En dépit de sa célébrité, le contemporain de Ronsard ne publia presque rien de son vivant. Il est très bien côté cour, mais sa vie nous demeure voilée. Pourquoi donc est-il condamné à mort, sans que peine s’ensuive ? Le tout sans apparemment d’amours heureuses.
Dès lors, sa passion atteint à ces profondes « noirceurs » où l’âme se perd. Néanmoins, seule la parole poétique parvient à y sublimer les cruautés et l’abjection.

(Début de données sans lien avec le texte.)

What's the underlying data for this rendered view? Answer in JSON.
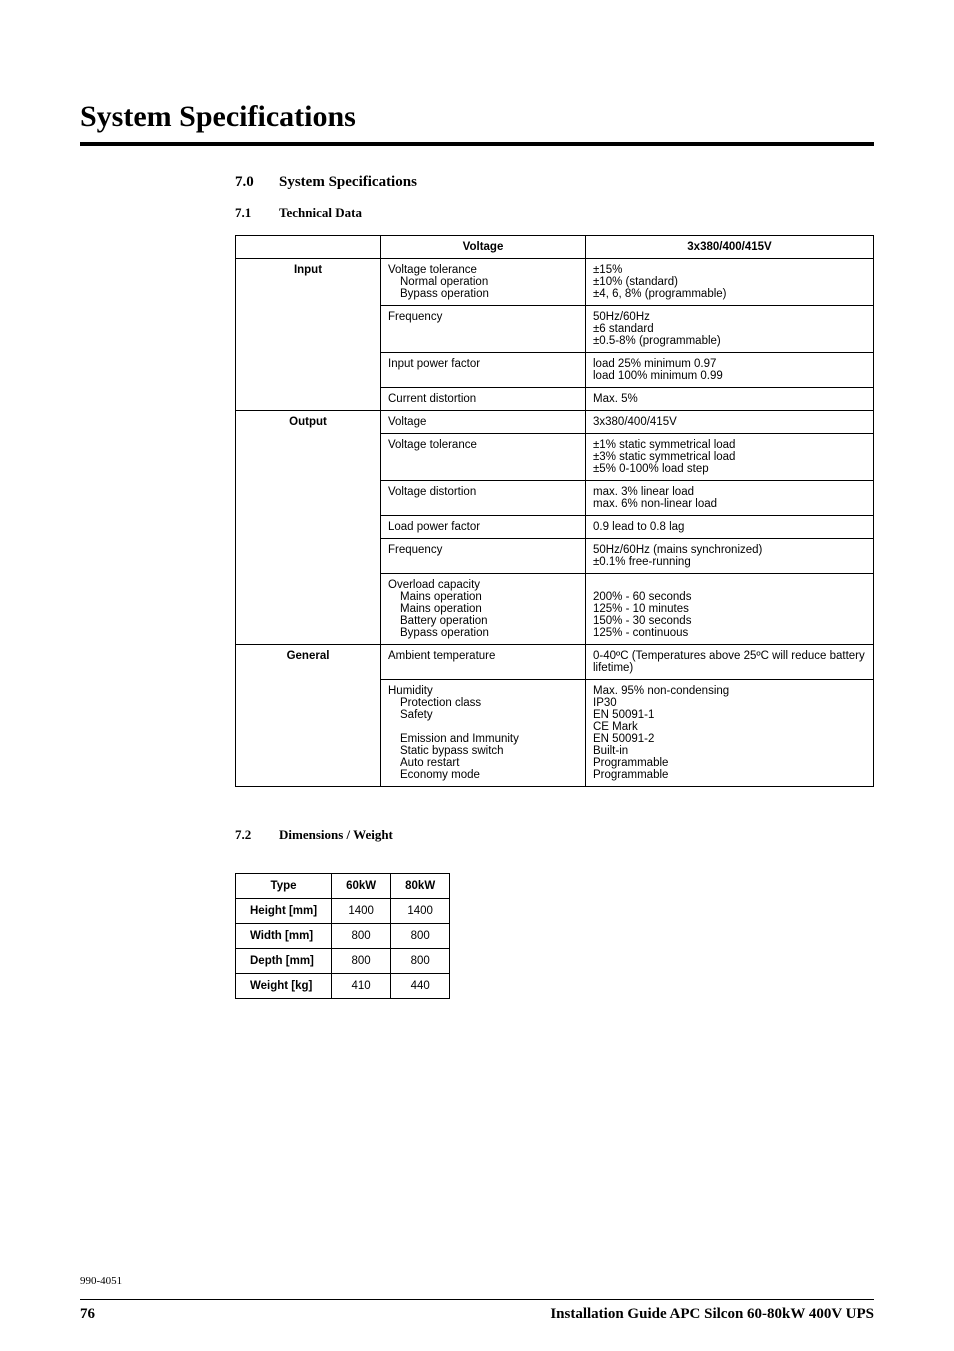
{
  "page_title": "System Specifications",
  "section": {
    "num": "7.0",
    "title": "System Specifications"
  },
  "sub1": {
    "num": "7.1",
    "title": "Technical Data"
  },
  "sub2": {
    "num": "7.2",
    "title": "Dimensions / Weight"
  },
  "spec_table": {
    "col2_header": "Voltage",
    "col3_header": "3x380/400/415V",
    "groups": [
      {
        "category": "Input",
        "rows": [
          {
            "label": "Voltage tolerance",
            "sub": [
              "Normal operation",
              "Bypass operation"
            ],
            "value_lines": [
              "±15%",
              "±10% (standard)",
              "±4, 6, 8% (programmable)"
            ]
          },
          {
            "label": "Frequency",
            "value_lines": [
              "50Hz/60Hz",
              "±6 standard",
              "±0.5-8% (programmable)"
            ]
          },
          {
            "label": "Input power factor",
            "value_lines": [
              "load 25% minimum 0.97",
              "load 100% minimum 0.99"
            ]
          },
          {
            "label": "Current distortion",
            "value_lines": [
              "Max. 5%"
            ]
          }
        ]
      },
      {
        "category": "Output",
        "rows": [
          {
            "label": "Voltage",
            "value_lines": [
              "3x380/400/415V"
            ]
          },
          {
            "label": "Voltage tolerance",
            "value_lines": [
              "±1% static symmetrical load",
              "±3% static symmetrical load",
              "±5% 0-100% load step"
            ]
          },
          {
            "label": "Voltage distortion",
            "value_lines": [
              "max. 3% linear load",
              "max. 6% non-linear load"
            ]
          },
          {
            "label": "Load power factor",
            "value_lines": [
              "0.9 lead to 0.8 lag"
            ]
          },
          {
            "label": "Frequency",
            "value_lines": [
              "50Hz/60Hz (mains synchronized)",
              "±0.1% free-running"
            ]
          },
          {
            "label": "Overload capacity",
            "sub": [
              "Mains operation",
              "Mains operation",
              "Battery operation",
              "Bypass operation"
            ],
            "value_lines": [
              "",
              "200% - 60 seconds",
              "125% - 10 minutes",
              "150% - 30 seconds",
              "125% - continuous"
            ]
          }
        ]
      },
      {
        "category": "General",
        "rows": [
          {
            "label": "Ambient temperature",
            "value_lines": [
              "0-40ºC (Temperatures above 25ºC will reduce battery lifetime)"
            ]
          },
          {
            "label": "Humidity",
            "sub": [
              "Protection class",
              "Safety",
              "",
              "Emission and Immunity",
              "Static bypass switch",
              "Auto restart",
              "Economy mode"
            ],
            "value_lines": [
              "Max. 95% non-condensing",
              "IP30",
              "EN 50091-1",
              "CE Mark",
              "EN 50091-2",
              "Built-in",
              "Programmable",
              "Programmable"
            ]
          }
        ]
      }
    ]
  },
  "dims_table": {
    "headers": [
      "Type",
      "60kW",
      "80kW"
    ],
    "rows": [
      {
        "label": "Height [mm]",
        "v1": "1400",
        "v2": "1400"
      },
      {
        "label": "Width [mm]",
        "v1": "800",
        "v2": "800"
      },
      {
        "label": "Depth [mm]",
        "v1": "800",
        "v2": "800"
      },
      {
        "label": "Weight [kg]",
        "v1": "410",
        "v2": "440"
      }
    ]
  },
  "footnote": "990-4051",
  "footer": {
    "page": "76",
    "title": "Installation Guide APC Silcon 60-80kW 400V UPS"
  }
}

Tout se métamorphose — comme Florence Delay le souligne dans sa préface — en un bel amour. La rhétorique est la pour souligner “la sainte union de mon âme fidèle” en un platonisme qui rejoint celui de Pontus de Tyard mais avec plus de sincérité, voire de vérité dans ce rêve d’un “noeud” dont le feu “‘embrasse le coeur”.
Existe ici un contre-amour subtil et délicat si bien que la dénomination « Démon de Jodelle », selon les mots de Du Bellay (qui le révérait) ne lui va que partiellement surtout si on en croit le poète débarrassé de ses monstres et brûlant de ses amours célestes.
jean-paul gavard-perret
Etienne Jodelle, Comme un qui s’est perdu dans la forêt profonde, Poésie Gallimard, janvier 2023, 240 p. — 10,10 €.